PCOS is one of the most common endocrine disorders that can affect women of reproductive age. The diagnosis of PCOS includes oligo-ovulation, signs of hyperandrogenism (excess male hormones), and/or PCO-like appearing ovaries on ultrasound. PCOS most frequently manifests as irregular menstrual periods due to lack of ovulation, or no menstrual periods due to no ovulation. In women with PCOS who are overweight, sometimes losing a small amount of weight may be sufficient to help promote ovulation for a successful pregnancy. Certain medications called ovulation induction medications such as clomiphene citrate can also be used to help a woman ovulate to allow her a chance to conceive.

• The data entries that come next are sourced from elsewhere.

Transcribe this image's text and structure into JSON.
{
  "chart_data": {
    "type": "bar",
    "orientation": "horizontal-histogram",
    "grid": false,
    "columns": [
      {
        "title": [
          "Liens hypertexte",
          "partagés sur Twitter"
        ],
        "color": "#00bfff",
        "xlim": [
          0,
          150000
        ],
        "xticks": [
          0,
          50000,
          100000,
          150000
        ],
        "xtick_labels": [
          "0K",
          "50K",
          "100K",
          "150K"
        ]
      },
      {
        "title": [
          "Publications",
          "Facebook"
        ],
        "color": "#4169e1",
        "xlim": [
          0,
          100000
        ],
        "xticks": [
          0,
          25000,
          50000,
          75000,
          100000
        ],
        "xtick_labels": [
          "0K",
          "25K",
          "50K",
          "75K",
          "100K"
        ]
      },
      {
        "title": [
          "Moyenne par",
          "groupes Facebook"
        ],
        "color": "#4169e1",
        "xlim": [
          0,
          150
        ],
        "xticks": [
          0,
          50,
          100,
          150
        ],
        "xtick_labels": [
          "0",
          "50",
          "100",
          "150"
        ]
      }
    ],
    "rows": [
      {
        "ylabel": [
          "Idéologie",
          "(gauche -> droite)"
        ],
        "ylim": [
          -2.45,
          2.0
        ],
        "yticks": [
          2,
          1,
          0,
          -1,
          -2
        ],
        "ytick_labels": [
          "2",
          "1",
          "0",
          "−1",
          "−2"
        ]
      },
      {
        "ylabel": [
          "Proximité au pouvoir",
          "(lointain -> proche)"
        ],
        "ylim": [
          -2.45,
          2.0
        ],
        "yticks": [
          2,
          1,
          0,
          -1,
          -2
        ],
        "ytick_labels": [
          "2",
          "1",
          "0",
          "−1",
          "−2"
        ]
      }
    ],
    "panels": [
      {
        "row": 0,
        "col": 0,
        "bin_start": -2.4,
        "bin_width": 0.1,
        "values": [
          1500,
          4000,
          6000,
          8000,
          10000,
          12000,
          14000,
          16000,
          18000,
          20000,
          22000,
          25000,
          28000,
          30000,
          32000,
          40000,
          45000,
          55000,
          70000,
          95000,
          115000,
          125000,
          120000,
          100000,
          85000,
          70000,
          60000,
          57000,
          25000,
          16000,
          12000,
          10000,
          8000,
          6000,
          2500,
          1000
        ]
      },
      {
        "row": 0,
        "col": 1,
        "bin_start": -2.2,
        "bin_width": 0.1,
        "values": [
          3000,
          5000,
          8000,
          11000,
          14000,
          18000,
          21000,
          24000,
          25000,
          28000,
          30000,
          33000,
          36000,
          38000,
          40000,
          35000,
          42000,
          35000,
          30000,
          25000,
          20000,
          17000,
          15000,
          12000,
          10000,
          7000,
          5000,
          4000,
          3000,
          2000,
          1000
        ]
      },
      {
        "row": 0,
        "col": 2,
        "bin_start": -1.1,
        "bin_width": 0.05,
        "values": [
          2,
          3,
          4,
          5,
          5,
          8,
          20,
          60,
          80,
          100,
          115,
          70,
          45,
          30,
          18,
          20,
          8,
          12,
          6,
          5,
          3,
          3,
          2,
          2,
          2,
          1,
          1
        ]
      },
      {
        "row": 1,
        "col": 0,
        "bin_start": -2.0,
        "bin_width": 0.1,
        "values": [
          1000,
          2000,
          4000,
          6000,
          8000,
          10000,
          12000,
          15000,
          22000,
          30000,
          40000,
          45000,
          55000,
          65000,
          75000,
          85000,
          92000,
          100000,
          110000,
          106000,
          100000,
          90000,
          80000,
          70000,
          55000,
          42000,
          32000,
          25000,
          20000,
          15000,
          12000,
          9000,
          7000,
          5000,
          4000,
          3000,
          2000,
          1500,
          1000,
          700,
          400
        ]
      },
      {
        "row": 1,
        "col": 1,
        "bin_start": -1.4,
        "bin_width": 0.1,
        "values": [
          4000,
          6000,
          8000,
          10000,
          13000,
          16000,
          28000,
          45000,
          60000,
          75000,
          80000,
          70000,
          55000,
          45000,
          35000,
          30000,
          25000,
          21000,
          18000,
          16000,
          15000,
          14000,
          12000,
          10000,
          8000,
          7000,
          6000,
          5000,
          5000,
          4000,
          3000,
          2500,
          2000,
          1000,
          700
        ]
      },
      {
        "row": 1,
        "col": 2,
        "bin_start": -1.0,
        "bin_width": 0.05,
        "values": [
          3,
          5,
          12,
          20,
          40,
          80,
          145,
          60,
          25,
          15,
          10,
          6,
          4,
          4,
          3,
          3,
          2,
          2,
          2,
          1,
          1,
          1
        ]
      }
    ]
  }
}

2. Endometriosis – painful periods, heavy bleeding are hallmarks of this common condition that prevents pregnancy.
Treatment for endometriosis often includes medications such as birth control pills and Lupron, both of which prevent pregnancy. It is challenging for women who are symptomatic from endometriosis to try and conceive since each month that they are not pregnant, their menses will be painful. Additionally, endometriosis has been associated with infertility as it may alter pelvic anatomy, or interfere with oocyte development or peritoneal function. Some women with endometriosis can conceive on their own, but for those who are struggling, a reproductive endocrinologist can work help such patients achieve pregnancy through fertility medications or in vitro fertilization if their fallopian tubes are not functioning properly due to the endometriosis.
3. Low sperm count – Many men are nervous to get tested but a sperm count or mobility issue could be preventing you from conceiving.  Simple, easy tests from a infertility clinic can confirm if this is an issue.
4. Over 35? Our fertility decreases drastically as we age. Although many women age gracefully, our eggs do not. If you are over 35 you could be menstruating regularly but you eggs could be “older.” There is little to be done to make our eggs act “younger” than our actual age, but there are lifestyle choices that can impact our eggs’ ability to function properly, such as smoking. In general, maintaining a healthy lifestyle, which includes a normal weight, not smoking and minimal alcohol intake will help keep your chances of conceiving appropriate for your age. However, despite being healthy, some women’s eggs may still not be functioning as well as expected for their age. There are certain tests that can help assess ovarian reserve, including a day 3 FSH level, anti-mullerian hormone level (AMH), and an antral follicle count. These tests are not completely predictive of ovarian reserve (i.e. some women may have good results but still have poor quality eggs), but can be valuable in guiding decisions whether to pursue fertility treatments. Ultimately, if a woman over age 35 has been trying to conceive for 6 months without success, she should seek an evaluation to help determine why she has not gotten pregnant. Fertility treatments may be warranted at that time.

5. Undiagnosed Medical Issue – Often women are unaware they have a thyroid issue or a diabetes. This can lead to infertility. An infertility specialist can run simple tests to tell you if you have underlying problem.

– Dr. Elizabeth Barbieri

Dr. Elizabeth Barbieri is a Board certified specialist in reproductive endocrinology and infertility at Oregon Reproductive Medicine.